Backup Management

When using the PostgreSQL Operator, the answer to the question “do you take backups of your database” is automatically “yes!”

The PostgreSQL Operator uses the open source pgBackRest backup and restore utility that is designed for working with databases that are many terabytes in size. As described in the Provisioning section, pgBackRest is enabled by default as it permits the PostgreSQL Operator to automate some advanced as well as convenient behaviors, including:

  • Efficient provisioning of new replicas that are added to the PostgreSQL cluster
  • Preventing replicas from falling out of sync from the PostgreSQL primary by allowing them to replay old WAL logs
  • Allowing failed primaries to automatically and efficiently heal using the “delta restore” feature
  • Serving as the basis for the cluster cloning feature
  • …and of course, allowing for one to take full, differential, and incremental backups and perform full and point-in-time restores

Below is one example of how PGO manages backups with both a local storage and a Amazon S3 configuration.

PostgreSQL Operator pgBackRest Integration

The PostgreSQL Operator leverages a pgBackRest repository to facilitate the usage of the pgBackRest features in a PostgreSQL cluster. When a new PostgreSQL cluster is created, it simultaneously creates a pgBackRest repository.

You can store your pgBackRest backups in up to four different locations and using four different storage types:

  • Any Kubernetes supported storage class
  • Amazon S3 (or S3 equivalents like MinIO)
  • Google Cloud Storage (GCS)
  • Azure Blob Storage

The pgBackRest repository consists of the following Kubernetes objects:

  • A Deployment
  • A Secret that contains information that is specific to the PostgreSQL cluster that it is deployed with (e.g. SSH keys, AWS S3 keys, etc.)
  • A Service

The PostgreSQL primary is automatically configured to use the pgbackrest archive-push and push the write-ahead log (WAL) archives to the correct repository.

Backups

PGO supports three types of pgBackRest backups:

  • Full (full): A full backup of all the contents of the PostgreSQL cluster
  • Differential (diff): A backup of only the files that have changed since the last full backup
  • Incremental (incr): A backup of only the files that have changed since the last full or differential backup

Scheduling Backups

Any effective disaster recovery strategy includes having regularly scheduled backups. PGO enables this by managing a series of Kubernetes CronJobs to ensure that backups are executed at scheduled times.

Note that pgBackRest presently only supports taking one backup at a time. This may change in a future release, but for the time being we suggest that you stagger your backup times.
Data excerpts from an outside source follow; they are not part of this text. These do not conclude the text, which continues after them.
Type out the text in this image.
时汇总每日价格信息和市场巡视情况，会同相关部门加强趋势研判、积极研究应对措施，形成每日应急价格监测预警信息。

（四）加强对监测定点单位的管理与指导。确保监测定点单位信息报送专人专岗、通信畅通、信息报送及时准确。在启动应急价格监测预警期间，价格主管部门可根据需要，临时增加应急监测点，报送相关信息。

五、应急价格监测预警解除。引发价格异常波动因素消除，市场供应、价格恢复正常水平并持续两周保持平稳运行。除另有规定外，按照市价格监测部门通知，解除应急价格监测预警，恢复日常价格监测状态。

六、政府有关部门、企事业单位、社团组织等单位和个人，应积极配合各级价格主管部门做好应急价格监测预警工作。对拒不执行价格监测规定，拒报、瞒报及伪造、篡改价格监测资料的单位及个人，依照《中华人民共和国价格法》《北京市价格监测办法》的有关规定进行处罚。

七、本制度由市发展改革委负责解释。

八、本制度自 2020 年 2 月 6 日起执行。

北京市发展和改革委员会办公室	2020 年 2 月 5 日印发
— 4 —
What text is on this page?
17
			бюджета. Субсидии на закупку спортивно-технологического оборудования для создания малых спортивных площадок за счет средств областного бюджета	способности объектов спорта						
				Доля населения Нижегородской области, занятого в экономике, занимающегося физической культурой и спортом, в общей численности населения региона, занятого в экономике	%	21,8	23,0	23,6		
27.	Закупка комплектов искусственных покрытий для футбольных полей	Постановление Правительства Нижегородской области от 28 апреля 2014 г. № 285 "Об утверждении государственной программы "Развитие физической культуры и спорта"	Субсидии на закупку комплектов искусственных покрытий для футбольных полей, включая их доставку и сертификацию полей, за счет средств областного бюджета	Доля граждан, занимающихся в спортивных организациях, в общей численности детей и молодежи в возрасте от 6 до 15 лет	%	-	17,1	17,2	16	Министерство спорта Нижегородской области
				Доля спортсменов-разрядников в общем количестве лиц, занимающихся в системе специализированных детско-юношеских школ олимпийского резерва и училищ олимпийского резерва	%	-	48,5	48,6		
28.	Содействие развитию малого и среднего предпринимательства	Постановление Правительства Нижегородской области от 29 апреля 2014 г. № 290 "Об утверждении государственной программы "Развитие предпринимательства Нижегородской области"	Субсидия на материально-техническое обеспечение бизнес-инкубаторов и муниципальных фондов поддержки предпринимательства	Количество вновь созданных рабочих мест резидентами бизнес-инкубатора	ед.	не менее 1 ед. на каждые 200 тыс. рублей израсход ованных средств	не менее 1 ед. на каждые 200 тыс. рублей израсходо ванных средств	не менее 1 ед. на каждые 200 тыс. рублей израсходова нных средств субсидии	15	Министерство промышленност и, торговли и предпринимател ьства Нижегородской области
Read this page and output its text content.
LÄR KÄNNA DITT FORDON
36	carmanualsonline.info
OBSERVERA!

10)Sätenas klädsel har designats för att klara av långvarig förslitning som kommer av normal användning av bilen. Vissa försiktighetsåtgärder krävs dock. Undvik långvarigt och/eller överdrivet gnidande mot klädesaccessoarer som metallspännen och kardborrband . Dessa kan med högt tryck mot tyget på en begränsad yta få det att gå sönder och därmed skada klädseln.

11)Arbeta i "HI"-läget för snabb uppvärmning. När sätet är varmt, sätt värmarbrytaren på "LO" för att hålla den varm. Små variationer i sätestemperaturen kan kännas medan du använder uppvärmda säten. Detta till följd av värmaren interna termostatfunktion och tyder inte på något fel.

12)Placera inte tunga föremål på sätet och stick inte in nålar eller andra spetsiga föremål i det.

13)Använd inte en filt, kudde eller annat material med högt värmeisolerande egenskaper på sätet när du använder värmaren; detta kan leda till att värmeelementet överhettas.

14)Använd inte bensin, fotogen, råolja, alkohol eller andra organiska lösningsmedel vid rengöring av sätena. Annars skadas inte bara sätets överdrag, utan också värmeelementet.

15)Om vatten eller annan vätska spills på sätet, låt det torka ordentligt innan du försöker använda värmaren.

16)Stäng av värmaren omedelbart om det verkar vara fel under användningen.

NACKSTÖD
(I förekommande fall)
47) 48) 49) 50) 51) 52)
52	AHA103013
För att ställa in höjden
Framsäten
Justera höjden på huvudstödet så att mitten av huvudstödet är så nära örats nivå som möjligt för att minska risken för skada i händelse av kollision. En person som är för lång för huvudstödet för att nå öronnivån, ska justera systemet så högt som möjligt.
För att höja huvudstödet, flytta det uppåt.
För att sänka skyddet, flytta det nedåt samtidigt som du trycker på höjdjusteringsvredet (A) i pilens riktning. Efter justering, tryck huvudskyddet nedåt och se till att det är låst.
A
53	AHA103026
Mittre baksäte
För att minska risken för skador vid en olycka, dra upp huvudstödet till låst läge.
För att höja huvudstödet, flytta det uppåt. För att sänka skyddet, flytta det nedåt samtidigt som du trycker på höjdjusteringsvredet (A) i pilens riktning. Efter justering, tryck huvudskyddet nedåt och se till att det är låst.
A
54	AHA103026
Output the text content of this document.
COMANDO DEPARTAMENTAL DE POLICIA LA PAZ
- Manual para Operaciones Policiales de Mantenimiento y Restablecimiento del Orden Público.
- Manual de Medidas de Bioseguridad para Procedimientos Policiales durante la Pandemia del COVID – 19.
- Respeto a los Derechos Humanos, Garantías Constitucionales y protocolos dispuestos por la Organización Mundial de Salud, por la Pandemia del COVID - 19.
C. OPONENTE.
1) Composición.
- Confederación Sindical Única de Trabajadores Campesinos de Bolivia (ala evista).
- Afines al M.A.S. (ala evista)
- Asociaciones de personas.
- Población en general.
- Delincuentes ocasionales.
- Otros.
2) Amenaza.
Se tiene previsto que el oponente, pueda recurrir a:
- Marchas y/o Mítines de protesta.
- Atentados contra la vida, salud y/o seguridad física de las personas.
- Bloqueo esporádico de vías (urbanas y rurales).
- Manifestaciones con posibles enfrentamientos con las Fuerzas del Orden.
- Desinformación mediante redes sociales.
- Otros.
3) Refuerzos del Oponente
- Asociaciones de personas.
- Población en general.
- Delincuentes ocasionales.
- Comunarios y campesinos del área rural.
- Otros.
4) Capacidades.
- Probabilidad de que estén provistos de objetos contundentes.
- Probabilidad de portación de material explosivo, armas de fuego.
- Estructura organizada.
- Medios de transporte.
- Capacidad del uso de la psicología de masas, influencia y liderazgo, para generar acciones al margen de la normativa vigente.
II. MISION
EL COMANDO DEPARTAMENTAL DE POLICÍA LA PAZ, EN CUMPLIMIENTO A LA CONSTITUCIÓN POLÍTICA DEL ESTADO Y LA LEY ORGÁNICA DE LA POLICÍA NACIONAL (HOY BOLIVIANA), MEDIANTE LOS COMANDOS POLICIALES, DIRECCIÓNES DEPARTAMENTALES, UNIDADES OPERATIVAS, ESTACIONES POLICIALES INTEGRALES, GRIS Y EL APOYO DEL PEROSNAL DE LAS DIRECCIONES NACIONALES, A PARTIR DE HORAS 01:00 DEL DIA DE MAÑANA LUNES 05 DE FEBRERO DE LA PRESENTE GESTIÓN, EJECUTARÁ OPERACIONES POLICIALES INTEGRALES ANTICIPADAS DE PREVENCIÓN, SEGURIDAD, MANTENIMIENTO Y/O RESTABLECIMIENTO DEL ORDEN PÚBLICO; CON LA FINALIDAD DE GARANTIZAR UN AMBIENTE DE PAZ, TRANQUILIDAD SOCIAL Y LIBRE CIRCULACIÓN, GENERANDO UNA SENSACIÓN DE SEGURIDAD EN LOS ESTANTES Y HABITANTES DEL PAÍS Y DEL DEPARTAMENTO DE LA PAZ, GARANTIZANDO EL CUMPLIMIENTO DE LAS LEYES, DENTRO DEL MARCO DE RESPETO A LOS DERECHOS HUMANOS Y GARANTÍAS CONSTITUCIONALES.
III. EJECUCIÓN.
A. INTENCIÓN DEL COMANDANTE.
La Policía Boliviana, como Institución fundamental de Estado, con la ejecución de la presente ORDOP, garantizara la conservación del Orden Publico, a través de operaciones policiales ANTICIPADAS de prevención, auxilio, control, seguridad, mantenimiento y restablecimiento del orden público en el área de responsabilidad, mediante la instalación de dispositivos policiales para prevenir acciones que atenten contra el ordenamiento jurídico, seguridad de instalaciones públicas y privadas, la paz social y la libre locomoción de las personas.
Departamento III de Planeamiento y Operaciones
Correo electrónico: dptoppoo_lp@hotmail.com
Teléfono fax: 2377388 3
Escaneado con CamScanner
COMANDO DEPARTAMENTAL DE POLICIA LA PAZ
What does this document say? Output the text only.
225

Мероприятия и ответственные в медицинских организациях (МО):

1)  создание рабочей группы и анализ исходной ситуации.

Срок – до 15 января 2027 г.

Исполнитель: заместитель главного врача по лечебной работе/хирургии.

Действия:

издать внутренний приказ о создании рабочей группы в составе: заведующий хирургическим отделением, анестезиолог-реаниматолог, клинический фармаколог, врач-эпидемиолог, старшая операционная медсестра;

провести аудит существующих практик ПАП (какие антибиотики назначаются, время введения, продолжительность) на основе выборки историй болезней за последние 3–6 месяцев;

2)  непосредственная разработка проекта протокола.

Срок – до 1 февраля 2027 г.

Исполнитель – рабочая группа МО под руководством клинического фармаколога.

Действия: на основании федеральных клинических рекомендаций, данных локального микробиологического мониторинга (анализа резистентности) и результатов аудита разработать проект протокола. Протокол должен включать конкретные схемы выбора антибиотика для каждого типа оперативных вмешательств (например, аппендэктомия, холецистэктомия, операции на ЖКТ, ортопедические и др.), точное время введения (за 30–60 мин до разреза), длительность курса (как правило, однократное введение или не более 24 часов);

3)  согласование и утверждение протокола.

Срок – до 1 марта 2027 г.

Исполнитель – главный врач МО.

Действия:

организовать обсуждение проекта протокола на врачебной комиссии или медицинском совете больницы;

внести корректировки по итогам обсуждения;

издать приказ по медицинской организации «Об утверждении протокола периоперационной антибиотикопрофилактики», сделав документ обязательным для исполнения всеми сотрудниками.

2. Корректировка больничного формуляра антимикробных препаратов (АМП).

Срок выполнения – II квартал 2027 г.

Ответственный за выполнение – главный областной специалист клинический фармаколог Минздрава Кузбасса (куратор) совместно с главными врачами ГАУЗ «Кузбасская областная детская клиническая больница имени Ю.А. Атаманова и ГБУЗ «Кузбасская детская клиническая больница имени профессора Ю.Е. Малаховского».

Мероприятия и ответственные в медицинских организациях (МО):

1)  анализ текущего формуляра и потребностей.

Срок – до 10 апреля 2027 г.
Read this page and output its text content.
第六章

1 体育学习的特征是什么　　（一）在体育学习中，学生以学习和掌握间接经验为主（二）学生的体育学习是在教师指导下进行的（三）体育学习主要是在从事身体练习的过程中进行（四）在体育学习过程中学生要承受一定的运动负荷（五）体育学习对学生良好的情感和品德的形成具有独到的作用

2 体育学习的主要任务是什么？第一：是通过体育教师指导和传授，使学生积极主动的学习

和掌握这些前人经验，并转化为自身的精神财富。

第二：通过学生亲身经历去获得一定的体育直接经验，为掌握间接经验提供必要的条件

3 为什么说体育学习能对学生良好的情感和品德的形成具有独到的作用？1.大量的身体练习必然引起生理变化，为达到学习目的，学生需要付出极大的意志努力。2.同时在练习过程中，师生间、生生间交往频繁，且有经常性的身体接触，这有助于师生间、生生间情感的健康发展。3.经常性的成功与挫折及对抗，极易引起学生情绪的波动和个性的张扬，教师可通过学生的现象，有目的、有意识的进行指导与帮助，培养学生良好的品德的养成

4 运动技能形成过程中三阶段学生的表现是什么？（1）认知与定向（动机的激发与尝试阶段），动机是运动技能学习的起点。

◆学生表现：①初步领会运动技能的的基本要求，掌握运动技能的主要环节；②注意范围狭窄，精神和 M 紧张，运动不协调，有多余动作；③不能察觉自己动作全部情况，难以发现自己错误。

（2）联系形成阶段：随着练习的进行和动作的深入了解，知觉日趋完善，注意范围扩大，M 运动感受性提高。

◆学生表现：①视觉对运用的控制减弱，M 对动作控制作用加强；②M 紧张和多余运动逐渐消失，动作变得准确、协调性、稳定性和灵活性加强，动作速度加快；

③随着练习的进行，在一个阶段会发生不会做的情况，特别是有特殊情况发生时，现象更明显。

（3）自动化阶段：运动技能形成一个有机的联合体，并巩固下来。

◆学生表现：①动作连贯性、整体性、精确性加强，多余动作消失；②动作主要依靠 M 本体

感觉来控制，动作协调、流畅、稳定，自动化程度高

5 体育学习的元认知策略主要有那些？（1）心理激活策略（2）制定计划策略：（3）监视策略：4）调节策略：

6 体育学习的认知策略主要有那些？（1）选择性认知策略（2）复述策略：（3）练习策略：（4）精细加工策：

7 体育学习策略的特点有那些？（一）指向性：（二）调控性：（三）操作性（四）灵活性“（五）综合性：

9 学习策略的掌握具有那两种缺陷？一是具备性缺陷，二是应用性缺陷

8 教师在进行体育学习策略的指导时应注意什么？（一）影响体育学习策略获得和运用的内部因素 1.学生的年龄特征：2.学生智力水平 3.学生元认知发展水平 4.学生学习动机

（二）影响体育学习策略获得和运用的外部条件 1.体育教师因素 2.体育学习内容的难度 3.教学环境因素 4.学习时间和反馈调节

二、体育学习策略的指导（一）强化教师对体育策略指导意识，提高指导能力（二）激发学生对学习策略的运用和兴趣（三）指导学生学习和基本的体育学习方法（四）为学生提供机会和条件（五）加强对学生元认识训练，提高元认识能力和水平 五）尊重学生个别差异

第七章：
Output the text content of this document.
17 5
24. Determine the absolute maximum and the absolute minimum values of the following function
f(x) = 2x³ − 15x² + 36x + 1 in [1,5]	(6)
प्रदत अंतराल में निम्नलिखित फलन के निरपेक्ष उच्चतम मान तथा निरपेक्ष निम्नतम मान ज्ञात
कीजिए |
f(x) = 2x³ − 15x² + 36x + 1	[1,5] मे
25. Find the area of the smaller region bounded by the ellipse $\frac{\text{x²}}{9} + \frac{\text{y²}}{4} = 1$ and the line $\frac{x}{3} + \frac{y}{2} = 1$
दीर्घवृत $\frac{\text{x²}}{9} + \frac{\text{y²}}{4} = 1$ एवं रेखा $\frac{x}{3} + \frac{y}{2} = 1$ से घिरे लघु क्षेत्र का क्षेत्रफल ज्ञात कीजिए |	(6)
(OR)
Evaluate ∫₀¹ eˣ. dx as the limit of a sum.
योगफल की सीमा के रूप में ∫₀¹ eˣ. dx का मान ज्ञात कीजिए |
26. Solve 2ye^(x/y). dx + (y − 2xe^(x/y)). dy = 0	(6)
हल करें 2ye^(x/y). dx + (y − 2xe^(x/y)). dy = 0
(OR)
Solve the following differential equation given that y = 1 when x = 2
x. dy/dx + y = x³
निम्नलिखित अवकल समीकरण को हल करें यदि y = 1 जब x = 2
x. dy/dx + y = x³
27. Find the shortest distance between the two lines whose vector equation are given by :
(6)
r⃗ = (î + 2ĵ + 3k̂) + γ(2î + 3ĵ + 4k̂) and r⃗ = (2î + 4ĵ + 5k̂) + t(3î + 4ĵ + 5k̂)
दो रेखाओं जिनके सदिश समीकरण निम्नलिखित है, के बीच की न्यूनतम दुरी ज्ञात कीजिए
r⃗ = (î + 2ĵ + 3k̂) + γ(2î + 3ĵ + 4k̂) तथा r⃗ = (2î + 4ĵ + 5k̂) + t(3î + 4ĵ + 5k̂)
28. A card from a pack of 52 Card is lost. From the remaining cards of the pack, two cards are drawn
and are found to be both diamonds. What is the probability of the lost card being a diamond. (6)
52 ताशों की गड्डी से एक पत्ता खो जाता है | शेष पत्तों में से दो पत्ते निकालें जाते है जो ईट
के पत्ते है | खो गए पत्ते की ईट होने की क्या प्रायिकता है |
Please see the backup configuration tutorial for how to set up backup schedules.

Restores

The PostgreSQL Operator supports the ability to perform a full restore on a PostgreSQL cluster as well as a point-in-time-recovery. There are two types of ways to restore a cluster:

  • Restore to a new cluster
  • Restore in-place

For examples for this, please see the disaster recovery tutorial

Setting Backup Retention Policies

Unless specified, pgBackRest will keep an unlimited number of backups. You can specify backup retention using the repoN-retention- options. Please see the backup configuration tutorial for examples.

Deleting a Backup

If you delete a backup that is not set to expire, you may be unable to meet your retention requirements. If you are deleting backups to free space, it is recommended to delete your oldest backups first.

A backup can be deleted by running the pgbackrest expire command directly on the pgBackRest repository Pod or a Postgres instance.